CSC152 2005F, Class 35: Algorithm Analysis (3)
Overview:
* Sorry about problem in lab.
* Eryn wants to know why you don't visit her.
* Homework to be determined.
Admin:
* Review
* Detour: Counting deletions
* Lab discussion
* Recurrence relations
Review:
* Focusing on analyzing the running time of algorithms
* Big O analysis
* Puzzling mathematical notation
* The notation lets us ignore things (say that the "don't matter")
* Constant multipliers:
n^2 vs. n matters more than 2n vs 3n
n^2 will dominate d*n no matter what d we choose
* Lower order terms:
n^2 plus something smaller than n^2 is not much different
than n^2 for big enough n
* If two methods are both O(n^2), big O analysis does not provide a good technique for deciding which is faster.
* Experiments will help
* Big O notation: See real whiteboard (no photos available)

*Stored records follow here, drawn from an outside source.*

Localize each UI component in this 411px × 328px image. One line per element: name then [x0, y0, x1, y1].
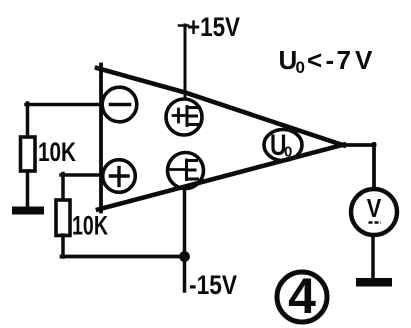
svg-text:4: 4: [288, 268, 316, 324]
svg-text:V: V: [355, 45, 373, 75]
svg-text:<: <: [307, 45, 322, 75]
svg-text:7: 7: [337, 45, 351, 75]
svg-text:10K: 10K: [72, 211, 108, 241]
svg-text:-: -: [326, 45, 335, 75]
svg-text:V: V: [367, 193, 382, 223]
svg-text:+15V: +15V: [187, 12, 240, 42]
svg-text:0: 0: [284, 144, 292, 161]
svg-text:10K: 10K: [38, 137, 76, 167]
svg-text:-15V: -15V: [189, 270, 237, 300]
svg-text:U: U: [279, 45, 298, 75]
svg-text:0: 0: [296, 58, 305, 77]
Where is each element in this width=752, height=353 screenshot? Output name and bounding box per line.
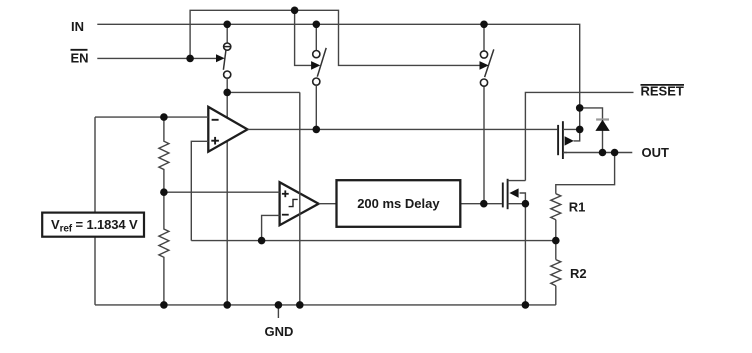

* Use this to prove the things we expect/want
* Return to the notation in CSC301
Detour: Counting deletions
int len = stuff.size(); // O(1)
for (int i = 0; i < len; i++) { // O(len) or O(n) repetitions
stuff.remove(0); // O(n)
}
O(n) repetitions of an O(n) step is O(n^2)

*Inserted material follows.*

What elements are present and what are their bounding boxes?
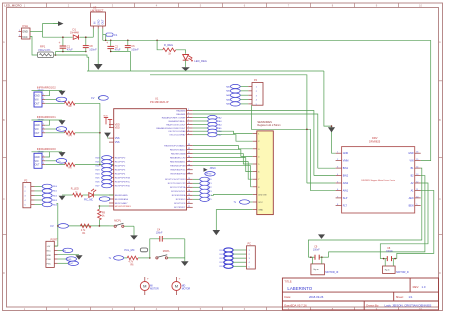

Does it make a difference that we've said remove is O(n) when,
for many values, it's constant.
* We're bounding above, not bounding exactly, so it's okay.

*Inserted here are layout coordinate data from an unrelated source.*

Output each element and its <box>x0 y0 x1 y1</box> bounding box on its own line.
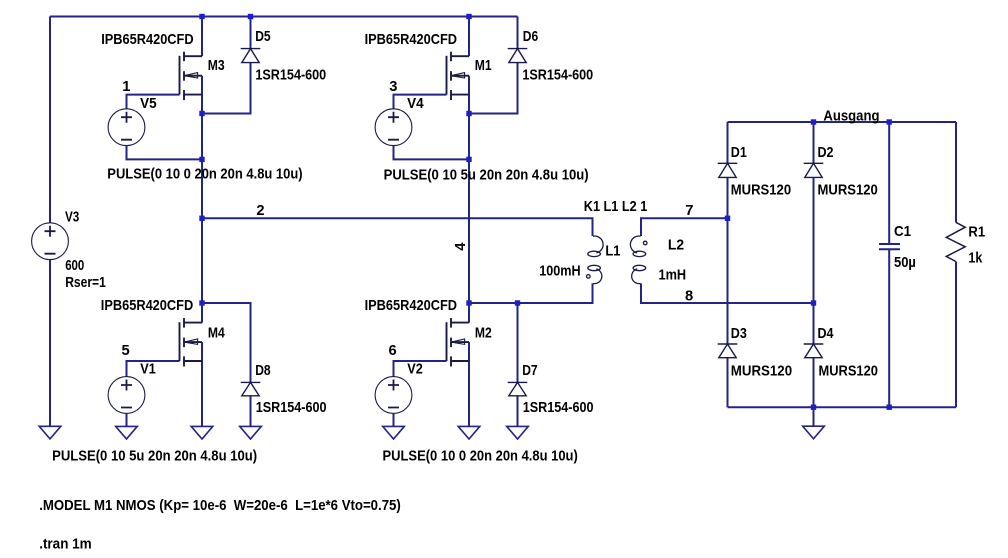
svg-text:C1: C1 <box>894 224 911 240</box>
ground M2 <box>458 426 480 439</box>
capacitor C1 <box>879 244 900 249</box>
diode D8 <box>241 382 261 395</box>
wire M4 drain node to D8 <box>202 303 251 382</box>
svg-text:PULSE(0 10 0 20n 20n 4.8u 10u): PULSE(0 10 0 20n 20n 4.8u 10u) <box>107 167 302 183</box>
node junction D4 / bottom rail <box>811 405 816 410</box>
svg-text:600: 600 <box>65 258 84 274</box>
svg-text:5: 5 <box>122 343 130 359</box>
svg-text:Rser=1: Rser=1 <box>65 275 106 291</box>
wire D5 anode to M3 source node <box>202 63 251 114</box>
transistor M3 <box>180 52 203 100</box>
svg-text:IPB65R420CFD: IPB65R420CFD <box>101 298 193 314</box>
wire top rail <box>50 16 518 18</box>
node junction M1 drain / top rail <box>466 14 471 19</box>
voltage source V1 <box>108 377 145 414</box>
ground V1 <box>116 426 138 439</box>
node junction D7 tap <box>515 300 520 305</box>
svg-text:MURS120: MURS120 <box>731 364 792 380</box>
svg-text:IPB65R420CFD: IPB65R420CFD <box>101 32 193 48</box>
ground D8 <box>240 426 262 439</box>
svg-text:1SR154-600: 1SR154-600 <box>522 67 593 83</box>
inductor L2 transformer secondary <box>630 236 647 284</box>
wire D7 anode to ground <box>517 396 519 427</box>
transistor M4 <box>180 318 203 366</box>
voltage source V3 <box>32 223 69 260</box>
ground V2 <box>383 426 405 439</box>
svg-text:D1: D1 <box>731 145 747 161</box>
svg-text:V1: V1 <box>140 362 156 378</box>
svg-text:1SR154-600: 1SR154-600 <box>255 67 326 83</box>
svg-text:D4: D4 <box>818 326 835 342</box>
node junction D2 / output rail <box>811 119 816 124</box>
svg-text:1SR154-600: 1SR154-600 <box>256 400 327 416</box>
wire C1 top lead <box>888 122 890 244</box>
diode D3 <box>718 344 738 358</box>
wire node 6 V2 to M2 gate <box>394 361 447 377</box>
wire M2 drain node to D7 <box>469 303 518 382</box>
svg-text:PULSE(0 10 5u 20n 20n 4.8u 10u: PULSE(0 10 5u 20n 20n 4.8u 10u) <box>384 167 589 183</box>
svg-text:L2: L2 <box>668 238 684 254</box>
diode D4 <box>804 344 824 358</box>
wire node 3 V4 to M1 gate <box>394 95 447 110</box>
wire D2 anode to D4 cathode <box>813 177 815 344</box>
svg-text:3: 3 <box>389 79 397 95</box>
wire L2 bottom to node 8 <box>641 283 814 303</box>
resistor R1 <box>946 222 965 261</box>
svg-text:100mH: 100mH <box>539 263 580 279</box>
wire D5 cathode lead <box>250 17 252 49</box>
svg-text:PULSE(0 10 0 20n 20n 4.8u 10u): PULSE(0 10 0 20n 20n 4.8u 10u) <box>383 448 578 464</box>
wire R1 top lead <box>955 122 957 222</box>
node junction C1 / bottom rail <box>887 405 892 410</box>
svg-text:.tran 1m: .tran 1m <box>39 536 91 552</box>
node junction M4 drain / D8 branch <box>199 300 204 305</box>
wire M3 source column to M4 drain <box>201 76 203 323</box>
wire node 5 V1 to M4 gate <box>127 361 180 377</box>
svg-text:V3: V3 <box>65 210 79 226</box>
svg-text:4: 4 <box>453 242 469 251</box>
wire M1 drain lead <box>468 17 470 57</box>
wire V2 minus to ground <box>393 413 395 426</box>
svg-text:V2: V2 <box>407 362 423 378</box>
transistor M1 <box>447 52 470 100</box>
node junction V4 return <box>466 157 471 162</box>
wire R1 bottom lead <box>955 262 957 408</box>
svg-text:MURS120: MURS120 <box>819 364 878 380</box>
wire D6 anode to M1 source node <box>469 63 518 114</box>
wire node 2 to L1 top <box>202 218 593 236</box>
wire D3 anode to bottom rail <box>727 358 729 408</box>
wire M4 source to ground <box>201 342 203 426</box>
diode D6 <box>508 49 528 63</box>
svg-text:M3: M3 <box>208 58 225 74</box>
node junction M3 source / D5 <box>199 111 204 116</box>
svg-text:D3: D3 <box>731 326 747 342</box>
svg-text:1k: 1k <box>968 251 983 267</box>
wire D8 anode to ground <box>250 396 252 427</box>
ground V3 <box>39 426 61 439</box>
svg-text:50µ: 50µ <box>894 255 916 271</box>
svg-text:MURS120: MURS120 <box>731 183 791 199</box>
svg-text:PULSE(0 10 5u 20n 20n 4.8u 10u: PULSE(0 10 5u 20n 20n 4.8u 10u) <box>52 448 257 464</box>
diode D2 <box>804 163 824 177</box>
wire L1 bottom to node 4 <box>469 283 593 303</box>
node junction M3 drain / top rail <box>199 14 204 19</box>
node 2 junction <box>199 216 204 221</box>
svg-text:7: 7 <box>685 203 693 219</box>
wire M2 source to ground <box>468 342 470 426</box>
svg-text:6: 6 <box>389 343 397 359</box>
wire V5 minus to column <box>127 146 203 160</box>
ground bridge <box>803 426 825 439</box>
wire D1 anode to D3 cathode <box>727 177 729 344</box>
svg-text:MURS120: MURS120 <box>818 183 878 199</box>
node junction M1 source / D6 <box>466 111 471 116</box>
node 4 junction M2 drain <box>466 300 471 305</box>
node junction V5 return <box>199 157 204 162</box>
svg-text:D5: D5 <box>255 29 270 45</box>
transistor M2 <box>447 318 470 366</box>
svg-text:1SR154-600: 1SR154-600 <box>523 400 594 416</box>
node junction C1 / output rail <box>887 119 892 124</box>
node 7 junction <box>725 216 730 221</box>
svg-text:Ausgang: Ausgang <box>823 108 879 124</box>
diode D1 <box>718 163 738 177</box>
wire V4 minus to column <box>394 146 470 160</box>
svg-text:D7: D7 <box>522 363 537 379</box>
voltage source V4 <box>375 109 412 146</box>
svg-text:V5: V5 <box>140 96 157 112</box>
svg-text:2: 2 <box>256 203 264 219</box>
node 8 junction <box>811 300 816 305</box>
wire output bottom rail <box>728 406 957 408</box>
svg-text:8: 8 <box>685 289 693 305</box>
wire left rail upper <box>49 17 51 223</box>
node junction D5 / top rail <box>248 14 253 19</box>
wire M3 drain lead <box>201 17 203 57</box>
wire V1 minus to ground <box>126 413 128 426</box>
voltage source V2 <box>375 377 412 414</box>
voltage source V5 <box>108 109 145 146</box>
wire output top rail <box>728 121 957 123</box>
svg-text:D6: D6 <box>523 29 538 45</box>
svg-text:1: 1 <box>122 79 130 95</box>
wire L2 top to node 7 <box>641 218 728 236</box>
diode D5 <box>241 49 261 63</box>
wire D2 cathode to output rail <box>813 122 815 163</box>
svg-text:M2: M2 <box>475 325 492 341</box>
diode D7 <box>508 382 528 395</box>
wire D6 cathode lead <box>517 17 519 49</box>
wire M1 source column to M2 drain <box>468 76 470 323</box>
inductor L1 transformer primary <box>587 236 604 284</box>
svg-text:.MODEL M1 NMOS (Kp= 10e-6 W=2: .MODEL M1 NMOS (Kp= 10e-6 W=20e-6 L=1e*6… <box>39 498 401 514</box>
ground M4 <box>191 426 213 439</box>
svg-text:M1: M1 <box>475 58 492 74</box>
svg-text:K1 L1 L2 1: K1 L1 L2 1 <box>584 199 648 215</box>
svg-text:IPB65R420CFD: IPB65R420CFD <box>365 298 457 314</box>
wire node 1 V5 to M3 gate <box>127 95 180 110</box>
svg-text:R1: R1 <box>968 225 985 241</box>
wire D4 anode to bottom rail <box>813 358 815 408</box>
svg-text:V4: V4 <box>407 96 424 112</box>
svg-text:L1: L1 <box>605 243 620 259</box>
wire C1 bottom lead <box>888 249 890 407</box>
svg-text:M4: M4 <box>208 325 226 341</box>
wire bridge ground stem <box>813 407 815 426</box>
svg-text:IPB65R420CFD: IPB65R420CFD <box>365 32 457 48</box>
svg-text:D2: D2 <box>818 145 834 161</box>
ground D7 <box>507 426 529 439</box>
wire D1 cathode to output rail <box>727 122 729 163</box>
svg-text:D8: D8 <box>255 363 270 379</box>
wire left rail lower V3 to ground <box>49 260 51 427</box>
svg-text:1mH: 1mH <box>659 267 687 283</box>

* In real life (or at least computer life) is strive for a "close" upper bound
* Let's do the more careful analysis, only in terms of deletion
N + (N-1) + (N-2) + (N-3) + .... + 5 + 4 + 2 + 1
That sum has the value N(N+1)/2 is O(N^2)
Lab
For exptFor(x,n), what is the running time in terms of n?
+ O(n^2)
+ O(n) ****
BigDecimal result = new BigDecimal(1.0);
for (int i = 0; i < n ; i++) { // N repetitions
this.step();
result = result.multiply(x); // c steps
}
return result;
For exptWhile(x,n), what is the running time in terms of n?
public BigDecimal exptWhile(BigDecimal x, int n)
{
BigDecimal accumulator = new BigDecimal(1);
// need to repeatedly reduce the power. Idea:
// currentx^currentn * accumulator = originalx^originaln
while (n > 0) {
this.step();
// If n is even, divide it by two and multiply x by
// itself, using the amazing rule that
// (x^n = (x^2)^(n/2))
if ((n % 2) == 0) {
// Recursive version: expt3(x.multiply(x), n/2, accumulator);
n = n/2;
x = x.multiply(x);
} // n is even
// If n is odd, subtract 1 from it and ..
else {
// Recursive version: expt3(x, n-1, x.multiply(accumulator));
n = n - 1;
accumulator = x.multiply(accumulator);
} // n is odd
} // while
return accumulator;
} // exptWhile(BigDecimal, int)
+ O(n)
+ O(1)
+ O(log_2(n))
Looking at the data, we see that every time the input size (n)
doubles, the running time goes up by a constant (2, in this case).
Hence, the function is O(log_2(n))
Sequential search: Look at each element
Homework: Try again writing the tests for sequential and binary search.
* MAKE A NEW COPY OF Computer.java